Si la différence dans la constante de Hubble persiste, cependant, il faudra un nouveau cadre de la physique pour expliquer ces observations. Et bien que de nombreuses théories aient été proposées pour expliquer la différence, aucune ne correspond tout à fait à ce que nous observons. Chaque théorie potentielle présente des inconvénients. Par exemple, il pourrait y avoir une autre forme de rayonnement dans l’univers primitif, mais nous avons mesuré le CMB si précisément que cela ne semble pas probable. Une autre option est que l’énergie noire pourrait changer avec le temps. « Cela semblait être une piste prometteuse à explorer mais maintenant il y a d’autres contraintes sur la quantité d’énergie noire qui pourrait changer en fonction du temps, » dit Freedman.

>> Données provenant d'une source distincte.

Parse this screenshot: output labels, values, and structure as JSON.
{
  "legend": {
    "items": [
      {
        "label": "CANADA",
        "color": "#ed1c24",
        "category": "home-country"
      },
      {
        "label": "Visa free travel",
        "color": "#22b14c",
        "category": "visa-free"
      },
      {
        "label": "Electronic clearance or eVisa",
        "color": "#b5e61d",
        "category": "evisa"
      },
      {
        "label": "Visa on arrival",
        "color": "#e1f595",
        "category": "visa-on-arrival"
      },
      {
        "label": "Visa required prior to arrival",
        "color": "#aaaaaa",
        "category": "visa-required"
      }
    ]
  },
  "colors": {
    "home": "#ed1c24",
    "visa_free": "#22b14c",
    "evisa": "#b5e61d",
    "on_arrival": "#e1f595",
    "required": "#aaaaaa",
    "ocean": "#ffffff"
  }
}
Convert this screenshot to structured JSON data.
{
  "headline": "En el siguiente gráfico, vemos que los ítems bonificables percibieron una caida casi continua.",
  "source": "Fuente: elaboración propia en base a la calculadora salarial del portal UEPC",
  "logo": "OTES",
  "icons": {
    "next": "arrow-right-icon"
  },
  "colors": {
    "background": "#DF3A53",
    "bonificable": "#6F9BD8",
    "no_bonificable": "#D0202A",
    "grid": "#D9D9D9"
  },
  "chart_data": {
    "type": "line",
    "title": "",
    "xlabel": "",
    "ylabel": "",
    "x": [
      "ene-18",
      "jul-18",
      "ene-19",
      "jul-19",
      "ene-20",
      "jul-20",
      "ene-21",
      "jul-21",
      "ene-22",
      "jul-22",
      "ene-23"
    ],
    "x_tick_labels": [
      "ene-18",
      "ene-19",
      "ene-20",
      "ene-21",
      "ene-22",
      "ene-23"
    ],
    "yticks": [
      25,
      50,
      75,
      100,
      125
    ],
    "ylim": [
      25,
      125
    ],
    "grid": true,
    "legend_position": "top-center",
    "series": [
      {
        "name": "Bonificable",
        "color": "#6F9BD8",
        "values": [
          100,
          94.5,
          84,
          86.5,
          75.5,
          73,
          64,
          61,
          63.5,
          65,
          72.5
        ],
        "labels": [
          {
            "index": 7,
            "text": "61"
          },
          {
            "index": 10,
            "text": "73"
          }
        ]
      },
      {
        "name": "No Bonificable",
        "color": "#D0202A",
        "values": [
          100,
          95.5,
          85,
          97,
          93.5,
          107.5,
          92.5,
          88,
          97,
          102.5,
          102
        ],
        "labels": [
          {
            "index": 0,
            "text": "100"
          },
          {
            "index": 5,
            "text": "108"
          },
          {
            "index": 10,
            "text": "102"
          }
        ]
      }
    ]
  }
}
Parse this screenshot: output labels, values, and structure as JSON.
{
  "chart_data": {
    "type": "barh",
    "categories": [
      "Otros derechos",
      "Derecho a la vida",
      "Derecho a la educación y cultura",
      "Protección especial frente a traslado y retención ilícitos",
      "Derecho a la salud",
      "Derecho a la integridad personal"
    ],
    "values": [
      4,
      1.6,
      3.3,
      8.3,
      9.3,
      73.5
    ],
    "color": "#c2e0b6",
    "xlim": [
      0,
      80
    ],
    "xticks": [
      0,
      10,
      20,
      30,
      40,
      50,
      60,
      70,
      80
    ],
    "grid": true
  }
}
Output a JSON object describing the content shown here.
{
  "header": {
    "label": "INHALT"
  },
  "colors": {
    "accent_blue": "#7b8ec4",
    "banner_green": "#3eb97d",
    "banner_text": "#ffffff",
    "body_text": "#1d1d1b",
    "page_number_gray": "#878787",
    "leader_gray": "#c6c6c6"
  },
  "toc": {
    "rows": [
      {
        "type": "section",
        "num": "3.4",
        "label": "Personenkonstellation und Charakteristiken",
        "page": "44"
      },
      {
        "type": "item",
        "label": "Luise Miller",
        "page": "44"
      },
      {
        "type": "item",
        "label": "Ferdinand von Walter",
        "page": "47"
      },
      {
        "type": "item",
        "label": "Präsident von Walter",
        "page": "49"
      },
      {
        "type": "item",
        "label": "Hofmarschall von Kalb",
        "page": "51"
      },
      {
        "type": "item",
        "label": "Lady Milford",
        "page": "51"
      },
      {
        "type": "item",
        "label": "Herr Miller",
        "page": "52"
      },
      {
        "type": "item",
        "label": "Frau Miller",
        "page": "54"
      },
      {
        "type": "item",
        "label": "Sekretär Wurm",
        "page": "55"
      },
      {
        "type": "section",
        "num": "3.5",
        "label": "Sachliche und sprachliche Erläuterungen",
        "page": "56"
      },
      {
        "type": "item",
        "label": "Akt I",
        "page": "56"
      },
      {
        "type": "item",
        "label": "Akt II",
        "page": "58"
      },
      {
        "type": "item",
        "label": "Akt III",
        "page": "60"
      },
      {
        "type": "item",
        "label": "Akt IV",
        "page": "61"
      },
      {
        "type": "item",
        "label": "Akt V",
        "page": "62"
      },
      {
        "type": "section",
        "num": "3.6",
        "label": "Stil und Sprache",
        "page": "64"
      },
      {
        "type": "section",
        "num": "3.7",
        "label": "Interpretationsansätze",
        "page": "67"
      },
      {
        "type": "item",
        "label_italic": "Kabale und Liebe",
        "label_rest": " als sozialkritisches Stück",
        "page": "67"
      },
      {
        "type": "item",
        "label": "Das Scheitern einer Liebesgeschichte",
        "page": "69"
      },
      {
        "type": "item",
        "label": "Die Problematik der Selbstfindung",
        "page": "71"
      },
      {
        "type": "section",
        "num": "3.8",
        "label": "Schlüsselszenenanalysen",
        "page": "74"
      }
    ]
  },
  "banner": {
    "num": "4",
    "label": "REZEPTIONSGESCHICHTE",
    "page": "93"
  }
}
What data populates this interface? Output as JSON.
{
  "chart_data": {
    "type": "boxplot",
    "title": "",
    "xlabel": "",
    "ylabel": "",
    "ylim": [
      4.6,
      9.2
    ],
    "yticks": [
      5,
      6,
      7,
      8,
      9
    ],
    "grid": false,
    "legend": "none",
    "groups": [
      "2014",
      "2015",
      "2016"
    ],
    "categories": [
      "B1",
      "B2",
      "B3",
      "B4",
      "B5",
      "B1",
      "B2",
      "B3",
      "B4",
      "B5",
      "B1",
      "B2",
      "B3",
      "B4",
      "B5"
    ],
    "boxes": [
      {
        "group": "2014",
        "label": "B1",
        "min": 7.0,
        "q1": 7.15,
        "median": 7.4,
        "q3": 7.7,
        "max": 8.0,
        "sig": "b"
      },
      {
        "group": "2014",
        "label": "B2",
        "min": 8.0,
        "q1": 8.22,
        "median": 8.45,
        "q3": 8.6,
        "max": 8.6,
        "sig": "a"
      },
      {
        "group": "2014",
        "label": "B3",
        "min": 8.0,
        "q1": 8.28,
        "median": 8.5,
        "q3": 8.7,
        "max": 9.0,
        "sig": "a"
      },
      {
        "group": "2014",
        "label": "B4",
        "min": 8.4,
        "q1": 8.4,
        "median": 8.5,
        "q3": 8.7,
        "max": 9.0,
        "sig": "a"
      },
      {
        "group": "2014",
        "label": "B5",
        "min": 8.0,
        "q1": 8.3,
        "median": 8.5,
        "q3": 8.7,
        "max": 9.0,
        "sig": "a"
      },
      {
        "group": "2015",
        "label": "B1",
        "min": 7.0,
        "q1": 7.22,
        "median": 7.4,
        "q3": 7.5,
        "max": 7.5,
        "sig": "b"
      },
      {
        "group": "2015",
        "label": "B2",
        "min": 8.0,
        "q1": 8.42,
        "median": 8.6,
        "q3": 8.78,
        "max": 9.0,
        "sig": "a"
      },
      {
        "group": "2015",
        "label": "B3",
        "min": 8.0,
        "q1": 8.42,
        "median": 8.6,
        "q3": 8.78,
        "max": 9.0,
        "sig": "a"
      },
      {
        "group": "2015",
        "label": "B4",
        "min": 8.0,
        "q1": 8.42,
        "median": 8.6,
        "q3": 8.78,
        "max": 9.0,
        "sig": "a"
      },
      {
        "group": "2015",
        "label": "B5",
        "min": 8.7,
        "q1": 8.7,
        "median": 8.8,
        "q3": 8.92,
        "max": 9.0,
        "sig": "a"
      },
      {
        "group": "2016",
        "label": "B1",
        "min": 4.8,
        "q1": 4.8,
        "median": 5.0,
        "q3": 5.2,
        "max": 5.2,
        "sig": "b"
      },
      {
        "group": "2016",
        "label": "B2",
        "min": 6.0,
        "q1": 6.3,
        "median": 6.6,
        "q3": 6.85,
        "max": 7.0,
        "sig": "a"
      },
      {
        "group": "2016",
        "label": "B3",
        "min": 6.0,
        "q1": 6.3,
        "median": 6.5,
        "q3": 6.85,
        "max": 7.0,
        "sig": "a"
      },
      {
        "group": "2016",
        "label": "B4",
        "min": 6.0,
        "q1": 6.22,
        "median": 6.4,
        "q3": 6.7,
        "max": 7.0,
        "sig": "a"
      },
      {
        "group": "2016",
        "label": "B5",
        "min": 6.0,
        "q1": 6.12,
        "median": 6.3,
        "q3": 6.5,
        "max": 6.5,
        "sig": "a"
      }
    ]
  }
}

Une alternative est qu’il y avait de l’énergie noire présente dans l’univers primitif qui a simplement disparu, mais il n’y a pas de raison évidente pour laquelle cela se produirait.
Tout cela a conduit les scientifiques à imaginer de nouvelles idées pour expliquer ce qui se passe. « Les gens travaillent très dur sur ce sujet et c’est excitant, » ajoute Freedman. « Le fait que personne n’ait encore trouvé la solution ne signifie pas qu’il n’y aura pas une bonne idée qui émergera. »
En fonction de ce que ces nouveaux télescopes révéleront, Beaton et Freedman pourraient bien se trouver au cœur d’un mystère digne d’un roman d’Agatha Christie.